The legal rule you cannot ignore: holding the money on trust

This is the part self-managed blocks most often get wrong. Service charge money — including reserve and sinking fund contributions — does not belong to the company or the landlord. Under Section 42 of the Landlord and Tenant Act 1987, sums paid by contributing tenants by way of service charges are held on trust: first, to meet the costs the service charges were payable for, and subject to that, on trust for the contributing leaseholders.

In practical terms:

  • The money is not the RMC or RTM company's asset and must not be mixed with the company's own funds or used for anything outside the service charge purposes.
  • It must be held in a service charge bank account, separate from any director's personal account. (The Act allows the money to be held as a single fund or in separate funds — what matters is that it is held on trust for the leaseholders, not absorbed into general company money.)
  • Interest earned on the fund forms part of the trust fund — it belongs to the leaseholders, not the company.
  • If a leaseholder sells their flat, they generally do not get their reserve contributions back — the fund stays with the building for the benefit of the leaseholders for the time being. This is normal and should be explained to sellers.

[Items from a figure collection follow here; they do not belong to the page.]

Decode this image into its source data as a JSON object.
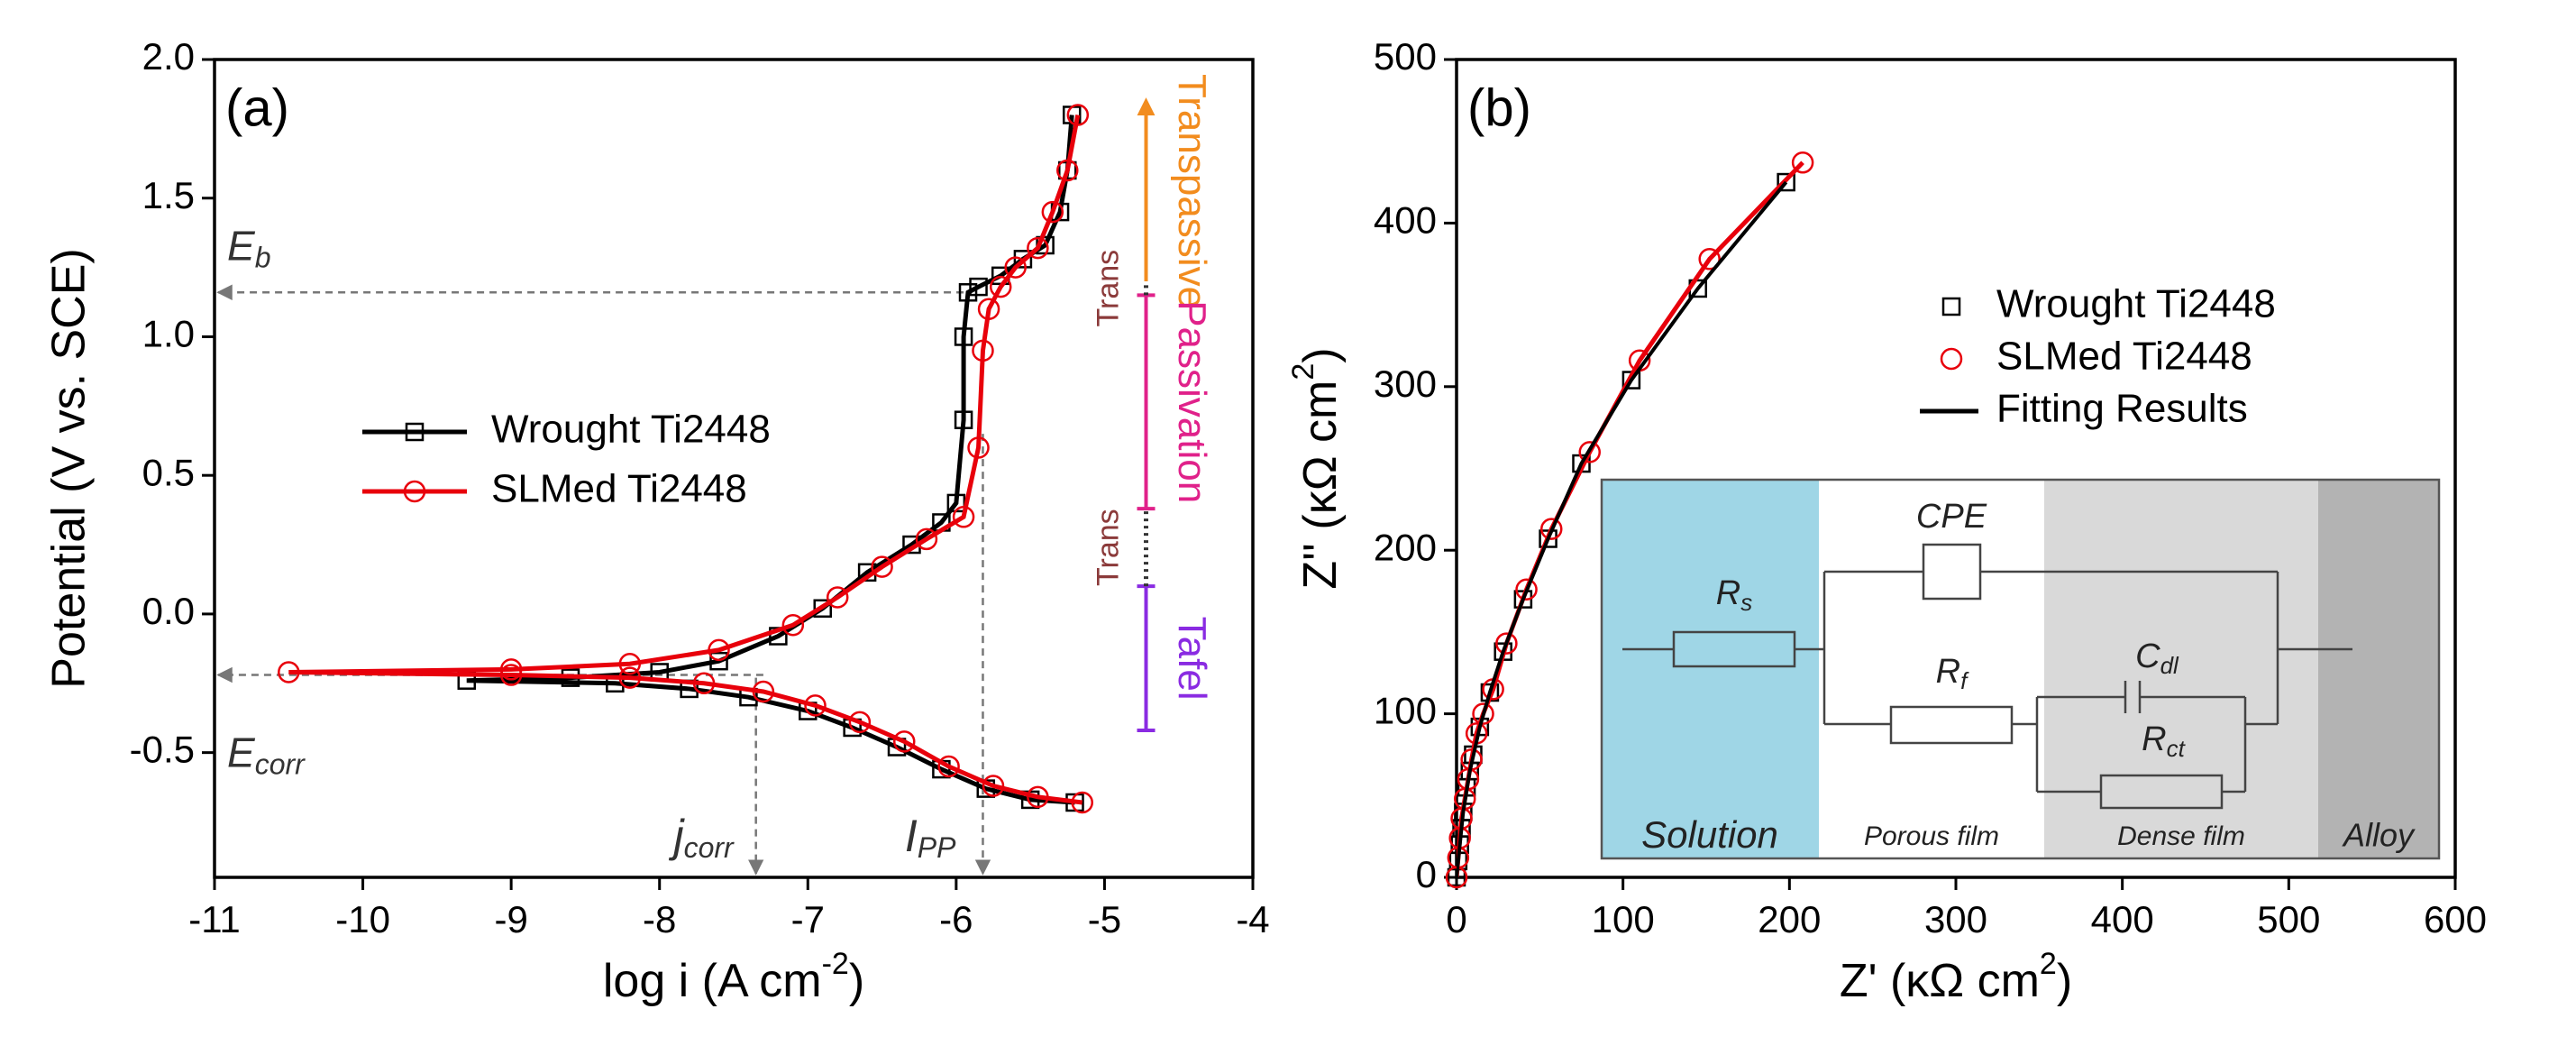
{
  "chart_data": [
    {
      "type": "line",
      "panel_label": "(a)",
      "xlabel": {
        "text": "log i (A cm",
        "sup": "-2",
        "tail": ")"
      },
      "ylabel": "Potential (V vs. SCE)",
      "xlim": [
        -11,
        -4
      ],
      "xticks": [
        -11,
        -10,
        -9,
        -8,
        -7,
        -6,
        -5,
        -4
      ],
      "ylim": [
        -0.95,
        2.0
      ],
      "yticks": [
        -0.5,
        {
          "value": 0,
          "label": "0.0"
        },
        0.5,
        {
          "value": 1,
          "label": "1.0"
        },
        1.5,
        {
          "value": 2,
          "label": "2.0"
        }
      ],
      "legend": "center-left",
      "series": [
        {
          "name": "Wrought Ti2448",
          "color": "#000000",
          "marker": "square",
          "line": true,
          "x": [
            -5.2,
            -5.5,
            -5.8,
            -6.1,
            -6.4,
            -6.7,
            -7.0,
            -7.4,
            -7.8,
            -8.3,
            -9.3,
            -8.6,
            -8.0,
            -7.6,
            -7.2,
            -6.9,
            -6.6,
            -6.3,
            -6.1,
            -6.0,
            -5.95,
            -5.95,
            -5.92,
            -5.85,
            -5.7,
            -5.55,
            -5.4,
            -5.3,
            -5.25,
            -5.22
          ],
          "values": [
            -0.68,
            -0.67,
            -0.63,
            -0.56,
            -0.48,
            -0.41,
            -0.35,
            -0.3,
            -0.27,
            -0.25,
            -0.24,
            -0.23,
            -0.21,
            -0.17,
            -0.08,
            0.02,
            0.15,
            0.25,
            0.33,
            0.4,
            0.7,
            1.0,
            1.16,
            1.18,
            1.22,
            1.28,
            1.33,
            1.45,
            1.6,
            1.8
          ]
        },
        {
          "name": "SLMed Ti2448",
          "color": "#e8000b",
          "marker": "circle",
          "line": true,
          "x": [
            -5.15,
            -5.45,
            -5.75,
            -6.05,
            -6.35,
            -6.65,
            -6.95,
            -7.3,
            -7.7,
            -8.2,
            -9.0,
            -10.5,
            -9.0,
            -8.2,
            -7.6,
            -7.1,
            -6.8,
            -6.5,
            -6.2,
            -5.95,
            -5.85,
            -5.82,
            -5.78,
            -5.7,
            -5.6,
            -5.45,
            -5.35,
            -5.25,
            -5.18
          ],
          "values": [
            -0.68,
            -0.66,
            -0.62,
            -0.55,
            -0.46,
            -0.39,
            -0.33,
            -0.28,
            -0.25,
            -0.23,
            -0.22,
            -0.21,
            -0.2,
            -0.18,
            -0.13,
            -0.04,
            0.06,
            0.17,
            0.27,
            0.35,
            0.6,
            0.95,
            1.1,
            1.18,
            1.25,
            1.32,
            1.45,
            1.6,
            1.8
          ]
        }
      ],
      "annotations": [
        {
          "text": "E",
          "sub": "b",
          "y": 1.16,
          "x": -5.95
        },
        {
          "text": "E",
          "sub": "corr",
          "y": -0.22,
          "x": -7.3
        },
        {
          "text": "j",
          "sub": "corr",
          "x": -7.35,
          "y": -0.23
        },
        {
          "text": "I",
          "sub": "PP",
          "x": -5.82,
          "y": 0.65
        }
      ],
      "region_x": -4.72,
      "regions": [
        {
          "label": "Transpassive",
          "color": "#f28c1e",
          "from": 1.2,
          "to": 1.85
        },
        {
          "label": "Passivation",
          "color": "#e0218a",
          "from": 0.38,
          "to": 1.15
        },
        {
          "label": "Tafel",
          "color": "#8a2be2",
          "from": -0.42,
          "to": 0.1
        },
        {
          "label": "Trans",
          "color": "#8b3a3a",
          "from": 1.15,
          "to": 1.2
        },
        {
          "label": "Trans",
          "color": "#8b3a3a",
          "from": 0.1,
          "to": 0.38
        }
      ]
    },
    {
      "type": "scatter",
      "panel_label": "(b)",
      "xlabel": {
        "text": "Z' (κΩ cm",
        "sup": "2",
        "tail": ")"
      },
      "ylabel": {
        "text": "Z'' (κΩ cm",
        "sup": "2",
        "tail": ")"
      },
      "xlim": [
        0,
        600
      ],
      "xticks": [
        0,
        100,
        200,
        300,
        400,
        500,
        600
      ],
      "ylim": [
        0,
        500
      ],
      "yticks": [
        0,
        100,
        200,
        300,
        400,
        500
      ],
      "legend": "upper-right",
      "series": [
        {
          "name": "Wrought Ti2448",
          "color": "#000000",
          "marker": "square",
          "line": false,
          "x": [
            0,
            1,
            2,
            3,
            4,
            6,
            8,
            10,
            14,
            20,
            28,
            40,
            55,
            75,
            105,
            145,
            198
          ],
          "values": [
            0,
            10,
            20,
            30,
            40,
            55,
            65,
            75,
            92,
            113,
            138,
            170,
            207,
            253,
            304,
            360,
            425
          ]
        },
        {
          "name": "SLMed Ti2448",
          "color": "#e8000b",
          "marker": "circle",
          "line": true,
          "x": [
            0,
            1,
            2,
            3,
            5,
            7,
            9,
            12,
            16,
            22,
            30,
            42,
            57,
            80,
            110,
            152,
            208
          ],
          "values": [
            0,
            12,
            24,
            36,
            48,
            60,
            72,
            88,
            100,
            115,
            143,
            176,
            213,
            260,
            316,
            378,
            437
          ]
        },
        {
          "name": "Fitting Results",
          "color": "#000000",
          "marker": "none",
          "line": true,
          "x": [
            0,
            2,
            4,
            8,
            14,
            20,
            28,
            40,
            55,
            75,
            105,
            145,
            198
          ],
          "values": [
            0,
            20,
            40,
            65,
            92,
            113,
            138,
            170,
            207,
            253,
            304,
            360,
            425
          ]
        }
      ],
      "inset": {
        "regions": [
          "Solution",
          "Porous film",
          "Dense film",
          "Alloy"
        ],
        "elements": [
          {
            "text": "R",
            "sub": "s"
          },
          {
            "text": "CPE"
          },
          {
            "text": "R",
            "sub": "f"
          },
          {
            "text": "C",
            "sub": "dl"
          },
          {
            "text": "R",
            "sub": "ct"
          }
        ]
      }
    }
  ]
}
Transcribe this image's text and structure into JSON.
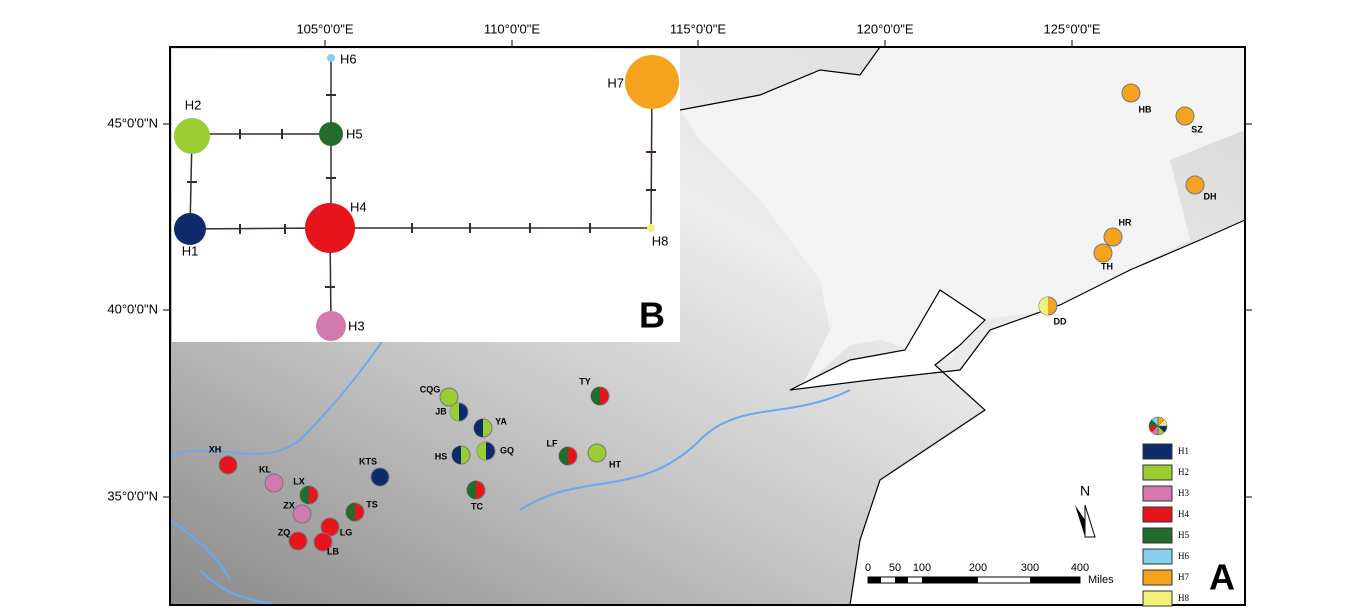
{
  "axes": {
    "top": [
      "105°0'0\"E",
      "110°0'0\"E",
      "115°0'0\"E",
      "120°0'0\"E",
      "125°0'0\"E"
    ],
    "left": [
      "45°0'0\"N",
      "40°0'0\"N",
      "35°0'0\"N"
    ]
  },
  "network": {
    "nodes": [
      "H1",
      "H2",
      "H3",
      "H4",
      "H5",
      "H6",
      "H7",
      "H8"
    ]
  },
  "populations": [
    "CQG",
    "JB",
    "YA",
    "HS",
    "GQ",
    "TY",
    "LF",
    "HT",
    "KTS",
    "TC",
    "XH",
    "KL",
    "LX",
    "ZX",
    "TS",
    "LG",
    "ZQ",
    "LB",
    "HB",
    "SZ",
    "DH",
    "HR",
    "TH",
    "DD"
  ],
  "legend": [
    "H1",
    "H2",
    "H3",
    "H4",
    "H5",
    "H6",
    "H7",
    "H8"
  ],
  "scale": {
    "labels": [
      "0",
      "50",
      "100",
      "200",
      "300",
      "400"
    ],
    "unit": "Miles"
  },
  "north": "N",
  "panel_a": "A",
  "panel_b": "B"
}
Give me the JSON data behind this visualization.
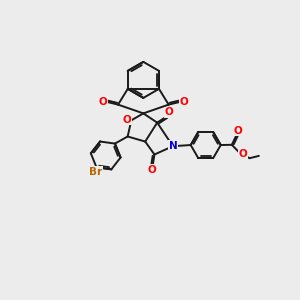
{
  "bg_color": "#ececec",
  "bond_color": "#1a1a1a",
  "bond_lw": 1.4,
  "atom_colors": {
    "O": "#ff0000",
    "N": "#0000cc",
    "Br": "#bb6600"
  },
  "fs": 7.5
}
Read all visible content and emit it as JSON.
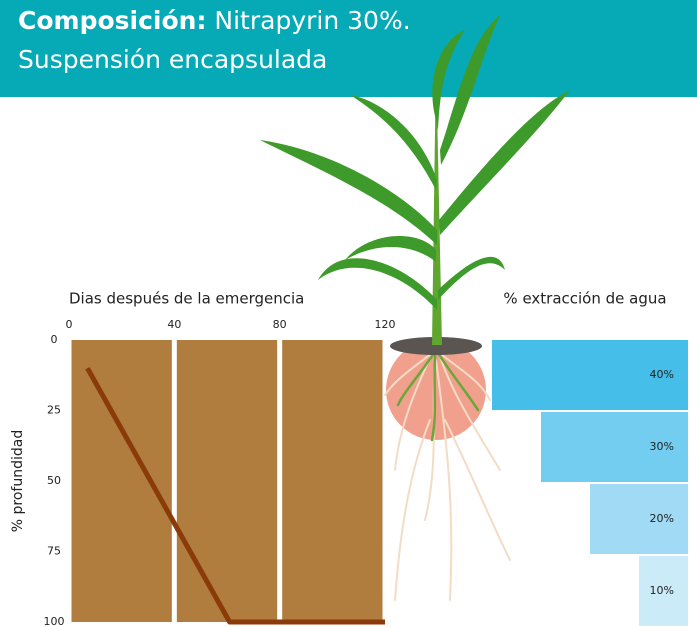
{
  "header": {
    "bold": "Composición:",
    "text": "Nitrapyrin 30%.",
    "line2": "Suspensión encapsulada"
  },
  "chart_data": [
    {
      "type": "line",
      "xlabel": "Dias después de la emergencia",
      "ylabel": "% profundidad",
      "xlim": [
        0,
        120
      ],
      "xticks": [
        0,
        40,
        80,
        120
      ],
      "ylim": [
        0,
        100
      ],
      "yticks": [
        0,
        25,
        50,
        75,
        100
      ],
      "y_inverted": true,
      "grid": true,
      "background": "#b07d3f",
      "series": [
        {
          "color": "#8b3a0a",
          "x": [
            7,
            61,
            120
          ],
          "values": [
            10,
            100,
            100
          ]
        }
      ]
    },
    {
      "type": "bar",
      "orientation": "horizontal",
      "title": "% extracción de agua",
      "values": [
        40,
        30,
        20,
        10
      ],
      "value_labels": [
        "40%",
        "30%",
        "20%",
        "10%"
      ],
      "colors": [
        "#45bfea",
        "#72cdf0",
        "#a0daf4",
        "#cbebf9"
      ]
    }
  ]
}
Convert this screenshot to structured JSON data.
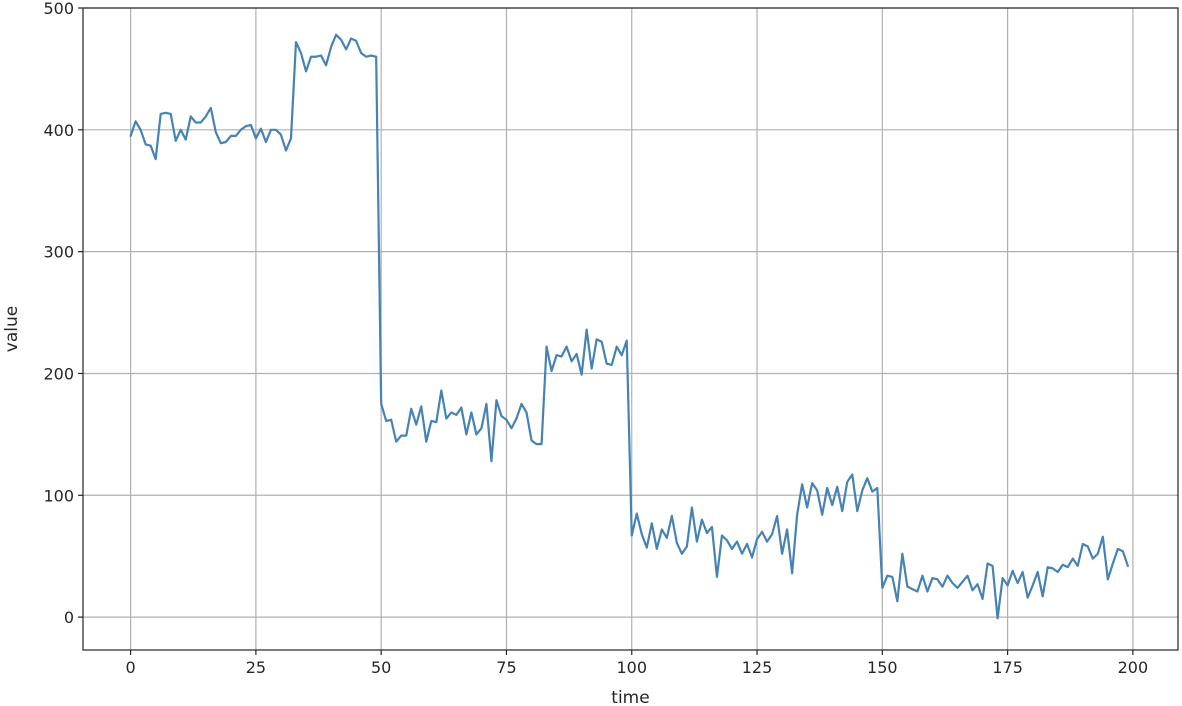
{
  "chart_data": {
    "type": "line",
    "title": "",
    "xlabel": "time",
    "ylabel": "value",
    "xlim": [
      -9.5,
      209
    ],
    "ylim": [
      -27,
      500
    ],
    "grid": true,
    "x_ticks": [
      0,
      25,
      50,
      75,
      100,
      125,
      150,
      175,
      200
    ],
    "x_tick_labels": [
      "0",
      "25",
      "50",
      "75",
      "100",
      "125",
      "150",
      "175",
      "200"
    ],
    "y_ticks": [
      0,
      100,
      200,
      300,
      400,
      500
    ],
    "y_tick_labels": [
      "0",
      "100",
      "200",
      "300",
      "400",
      "500"
    ],
    "series": [
      {
        "color": "#4682b4",
        "x_start": 0,
        "x_step": 1,
        "values": [
          395,
          407,
          400,
          388,
          387,
          376,
          413,
          414,
          413,
          391,
          400,
          392,
          411,
          406,
          406,
          411,
          418,
          398,
          389,
          390,
          395,
          395,
          400,
          403,
          404,
          393,
          401,
          390,
          400,
          400,
          396,
          383,
          393,
          472,
          463,
          448,
          460,
          460,
          461,
          453,
          468,
          478,
          474,
          466,
          475,
          473,
          463,
          460,
          461,
          460,
          175,
          161,
          162,
          144,
          149,
          149,
          171,
          158,
          173,
          144,
          161,
          160,
          186,
          163,
          168,
          166,
          172,
          150,
          168,
          150,
          155,
          175,
          128,
          178,
          165,
          162,
          155,
          163,
          175,
          168,
          145,
          142,
          142,
          222,
          202,
          215,
          214,
          222,
          210,
          216,
          199,
          236,
          204,
          228,
          226,
          208,
          207,
          222,
          215,
          227,
          67,
          85,
          68,
          57,
          77,
          56,
          72,
          65,
          83,
          61,
          52,
          58,
          90,
          62,
          80,
          69,
          74,
          33,
          67,
          63,
          56,
          62,
          52,
          60,
          49,
          64,
          70,
          62,
          68,
          83,
          52,
          72,
          36,
          84,
          109,
          90,
          110,
          104,
          84,
          106,
          92,
          107,
          87,
          111,
          117,
          87,
          104,
          114,
          103,
          106,
          24,
          34,
          33,
          13,
          52,
          25,
          23,
          21,
          34,
          21,
          32,
          31,
          25,
          34,
          28,
          24,
          29,
          34,
          22,
          27,
          15,
          44,
          42,
          -1,
          32,
          26,
          38,
          28,
          37,
          16,
          26,
          37,
          17,
          41,
          40,
          37,
          43,
          41,
          48,
          42,
          60,
          58,
          48,
          52,
          66,
          31,
          44,
          56,
          54,
          42
        ]
      }
    ]
  }
}
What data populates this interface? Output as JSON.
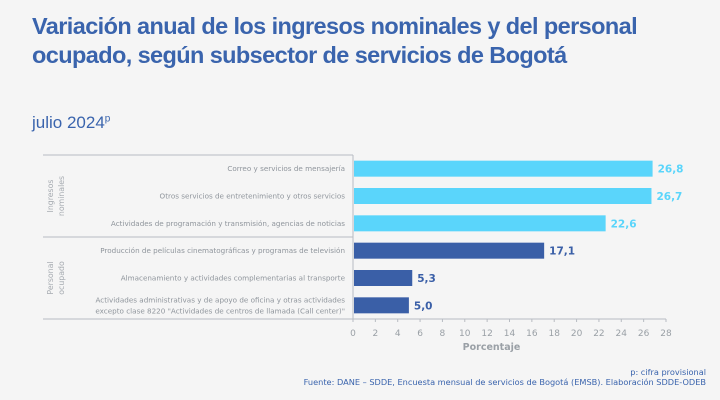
{
  "header": {
    "title": "Variación anual de los ingresos nominales y del personal ocupado, según subsector de servicios de Bogotá",
    "subtitle": "julio 2024",
    "subtitle_sup": "p"
  },
  "footer": {
    "note": "p: cifra provisional",
    "source": "Fuente: DANE – SDDE, Encuesta mensual de servicios de Bogotá (EMSB). Elaboración SDDE-ODEB"
  },
  "colors": {
    "ingresos": "#5ad5fb",
    "personal": "#3a5fa7",
    "title": "#3a64ad"
  },
  "chart_data": {
    "type": "bar",
    "orientation": "horizontal",
    "title": "Variación anual de los ingresos nominales y del personal ocupado, según subsector de servicios de Bogotá",
    "subtitle": "julio 2024p",
    "xlabel": "Porcentaje",
    "ylabel": "",
    "xlim": [
      0,
      28
    ],
    "xticks": [
      "0",
      "2",
      "4",
      "6",
      "8",
      "10",
      "12",
      "14",
      "16",
      "18",
      "20",
      "22",
      "24",
      "26",
      "28"
    ],
    "grid": false,
    "groups": [
      {
        "name": "Ingresos nominales",
        "name_lines": [
          "Ingresos",
          "nominales"
        ],
        "color": "#5ad5fb",
        "items": [
          {
            "category": [
              "Correo y servicios de mensajería"
            ],
            "value": 26.8,
            "label": "26,8"
          },
          {
            "category": [
              "Otros servicios de entretenimiento y otros servicios"
            ],
            "value": 26.7,
            "label": "26,7"
          },
          {
            "category": [
              "Actividades de programación y transmisión, agencias de noticias"
            ],
            "value": 22.6,
            "label": "22,6"
          }
        ]
      },
      {
        "name": "Personal ocupado",
        "name_lines": [
          "Personal",
          "ocupado"
        ],
        "color": "#3a5fa7",
        "items": [
          {
            "category": [
              "Producción de películas cinematográficas y programas de televisión"
            ],
            "value": 17.1,
            "label": "17,1"
          },
          {
            "category": [
              "Almacenamiento y actividades complementarias al transporte"
            ],
            "value": 5.3,
            "label": "5,3"
          },
          {
            "category": [
              "Actividades administrativas y de apoyo de oficina y otras actividades",
              "excepto clase 8220 \"Actividades de centros de llamada (Call center)\""
            ],
            "value": 5.0,
            "label": "5,0"
          }
        ]
      }
    ]
  }
}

Getting this wrong is a serious breach of trust and exposes volunteer directors personally. Keep the reserve in a clearly identified service charge account and account for it separately in the year-end service charge accounts.

How the reserve appears in your accounts

The reserve fund is shown in the service charge accounts, not the company's Companies House accounts (the two are separate documents). Each year the accounts should show the opening reserve balance, contributions received, any expenditure drawn from the reserve, interest earned, and the closing balance. Leaseholders are entitled to see this — transparency about the reserve is one of the strongest defences against disputes.

Quick checklist

  • Check whether your lease requires, permits, or is silent on a reserve fund
  • Base the contribution on a forward maintenance plan, not a guess
  • Apportion the contribution using the lease service charge percentages
  • Hold the money on trust in a separate service charge bank account
  • Never mix reserve funds with company or personal money
  • Treat interest earned as part of the fund (it belongs to leaseholders)
  • Account for the reserve separately and transparently each year
  • Still run a Section 20 consultation when spending it on qualifying works

LevyBoard is building software for volunteer block directors that tracks the reserve fund alongside demands, expenditure, and year-end accounts — so the trust money is always accounted for separately and the audit trail is ready if a leaseholder asks.

This guide covers reserve and sinking funds for residential leasehold blocks in England and Wales. It is general information, not legal or financial advice. Reserve fund obligations depend on your specific lease — for the right contribution level or a complex lease, consult a surveyor or a solicitor specialising in leasehold law, or the free service at the Leasehold Advisory Service (LEASE).